THE ARCHISONIC
Performance
Mark Bain
Trinkpavillon Bad-Godesberg, Bonn, Germany
As part of VIDEONALE.20 – Festival for video and time-based arts
2025
Since the late 1990s, Mark Bain has been investigating the vibrations of buildings and their material properties, using sound waves that often lie below the threshold of perception. In his sound works, these waves function like an invisible object that the audience can physically feel. These projects grew out of Bain’s research on the relationship between the human body’s resonant frequency and architecture, conducted as part of his dissertation at MIT in Cambridge, Massachusetts.
Bain is fascinated by unique spaces and architectures, and by the ways different materials produce sound. Like a musical instrument, buildings come in different shapes, sizes, and materials, all of which shape how sound waves behave.

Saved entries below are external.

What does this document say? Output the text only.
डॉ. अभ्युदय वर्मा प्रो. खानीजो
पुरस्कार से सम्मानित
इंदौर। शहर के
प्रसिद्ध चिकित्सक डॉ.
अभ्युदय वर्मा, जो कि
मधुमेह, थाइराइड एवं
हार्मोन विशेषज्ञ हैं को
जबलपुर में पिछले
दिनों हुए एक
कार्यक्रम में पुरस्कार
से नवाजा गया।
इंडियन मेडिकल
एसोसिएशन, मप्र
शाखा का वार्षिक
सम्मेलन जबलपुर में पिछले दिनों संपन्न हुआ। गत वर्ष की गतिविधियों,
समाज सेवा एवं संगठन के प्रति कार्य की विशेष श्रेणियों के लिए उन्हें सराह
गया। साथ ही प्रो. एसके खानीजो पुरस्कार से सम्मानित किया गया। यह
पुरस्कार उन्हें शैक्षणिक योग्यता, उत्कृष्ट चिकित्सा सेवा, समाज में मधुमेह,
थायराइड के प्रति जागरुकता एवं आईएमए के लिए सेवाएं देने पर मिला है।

Bain himself describes his sound performances as a “soundbath.” For the opening of VIDEONALE.20, my colleagues Annette Ziegert, Tasja Langenbach, and I invited the audience to experience a soundbath in the Bad Godesberg drinking pavilion, where the body is enveloped like a tangible sound sculpture. The site has a long history: a healing spring, the Kurfürstenquelle, was drilled here in 1962, and in 1969/70 a cubic pavilion was built, which has since served as a place for serving its healing waters.